Coverage of Donald Trump’s presidency on the three major TV networks—ABC, CBS, and NBC—was overwhelmingly negative in 2018, just as it was a year earlier, according to a study conducted by the Media Research Center.

Excluding neutral statements on the Trump administration, the tone was 90 percent negative versus 10 percent positive for the year, the Media Research Center (MRC) report published Jan. 15 found.

Even so, Trump’s approval ratings actually ticked upward during the year to a 42.7 percent approval rating on Dec. 31,  from a 40 percent rating on Jan. 1, according to an analysis by RealClearPolitics. Other national polls have had the president nearing 50 percent approval that has surpassed that of former presidents Obama and Bush.

Trump’s presidency was again the biggest story of 2018, as in 2017, with almost 87 hours, or 28 percent of all evening news airtime, dedicated to it. Those numbers were, in fact, lower than the 99 hours of coverage in 2017.

To determine the spin of news coverage, our analysts tallied all explicitly evaluative statements about the president or his administration from either reporters, anchors, or non-partisan sources, such as experts or voters,” Rich Noyes, MRC’s research director, explained in the report.

Similarly, a 2017 report by Pew Research Center found reporting on Trump has been the most negative compared to other presidents over the past 25 years. Their analysis across 24 different media organizations on the first 100 days of Trump’s presidency revealed that only 5 percent of media reporting during the period was positive.

Strong Disconnect

In spite of what the president has done for economic growth, such as gains of more than 3 percent in the GDP and historically low unemployment rates—special counsel Robert Mueller’s investigation was the single most covered news topic in 2018, garnering 858 minutes of airtime.

Since Jan. 20, 2017, Mueller’s probe into alleged links between the Russian government and Trump’s 2016 presidential campaign has received a combined total of 2,092 minutes of coverage across the three networks’ evening newscasts.

Meanwhile, a majority of Americans believe Trump’s critics are politicizing the Russia investigation according to a new poll by IBD/TIPP, a collaboration between Investor’s Business Daily and TechnoMetrica. The Jan. 14 poll found 51 percent of Americans agreed that the “president’s opponents are using the ongoing special counsel investigation into alleged Trump-Russia collusion as a way to delegitimize the 2016 election [result].”

Those who agreed included 52 percent of independents and 70 percent of Republicans. The poll also found almost a third of Democrats, 31 percent, concurred. Meanwhile, about 44 percent disagreed with the statement.

Network Spin

Just five topics were the focus of over half of Trump’s coverage on the three evening newscasts, according to MRC. The topics include the Russia investigation (858 minutes); immigration policy (643 minutes); the Kavanaugh nomination (435 minutes); dealing with North Korean nukes (410 minutes); and the Michael Cohen/hush-money investigation (341 minutes).

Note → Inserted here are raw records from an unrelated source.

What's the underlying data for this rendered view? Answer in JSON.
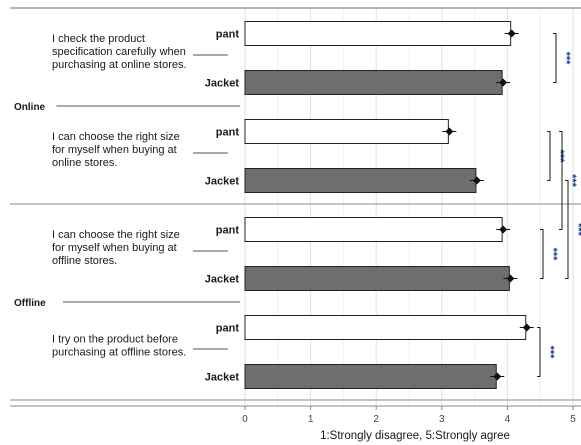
{
  "chart_data": {
    "type": "bar",
    "orientation": "horizontal",
    "xlabel": "1:Strongly disagree, 5:Strongly agree",
    "xlim": [
      0,
      5
    ],
    "xticks": [
      0,
      1,
      2,
      3,
      4,
      5
    ],
    "grid": true,
    "groups": [
      {
        "name": "Online",
        "questions": [
          {
            "text": [
              "I check the product",
              "specification carefully when",
              "purchasing at online stores."
            ],
            "bars": [
              {
                "category": "pant",
                "value": 4.05,
                "color": "#ffffff"
              },
              {
                "category": "Jacket",
                "value": 3.92,
                "color": "#6e6e6e"
              }
            ]
          },
          {
            "text": [
              "I can choose the right size",
              "for myself when buying at",
              "online stores."
            ],
            "bars": [
              {
                "category": "pant",
                "value": 3.1,
                "color": "#ffffff"
              },
              {
                "category": "Jacket",
                "value": 3.52,
                "color": "#6e6e6e"
              }
            ]
          }
        ]
      },
      {
        "name": "Offline",
        "questions": [
          {
            "text": [
              "I can choose the right size",
              "for myself when buying at",
              "offline stores."
            ],
            "bars": [
              {
                "category": "pant",
                "value": 3.92,
                "color": "#ffffff"
              },
              {
                "category": "Jacket",
                "value": 4.03,
                "color": "#6e6e6e"
              }
            ]
          },
          {
            "text": [
              "I try on the product before",
              "purchasing at offline stores."
            ],
            "bars": [
              {
                "category": "pant",
                "value": 4.28,
                "color": "#ffffff"
              },
              {
                "category": "Jacket",
                "value": 3.83,
                "color": "#6e6e6e"
              }
            ]
          }
        ]
      }
    ],
    "significance": [
      {
        "label": "***",
        "from": [
          0,
          0
        ],
        "to": [
          0,
          1
        ]
      },
      {
        "label": "***",
        "from": [
          1,
          0
        ],
        "to": [
          1,
          1
        ]
      },
      {
        "label": "***",
        "from": [
          2,
          0
        ],
        "to": [
          2,
          1
        ]
      },
      {
        "label": "***",
        "from": [
          3,
          0
        ],
        "to": [
          3,
          1
        ]
      },
      {
        "label": "***",
        "from": [
          1,
          0
        ],
        "to": [
          2,
          0
        ]
      },
      {
        "label": "***",
        "from": [
          1,
          1
        ],
        "to": [
          2,
          1
        ]
      }
    ]
  }
}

An MRC chart highlighted how each network’s slant on the topics was again, overwhelmingly negative. The coverage ranged from 80 percent negative press on North Korea to 99 percent negative on the Cohen story.

Meanwhile, in December, the partial government shutdown gained 67 minutes of network airtime, or about one-fifth of the total coverage of Trump.

In that month alone, almost 97 percent of the broadcasting had a negative slant as to how the president handled the shutdown.

Turning to Twitter, Trump hit back at the slanted coverage but didn’t name any specific person or media.

“The Fake News gets crazier and more dishonest every single day. Amazing to watch as certain people covering me, and the tremendous success of this administration, have truly gone MAD! Their Fake reporting creates anger and disunity,” he wrote on Jan. 14.

“Take two weeks off and come back rested. Chill!”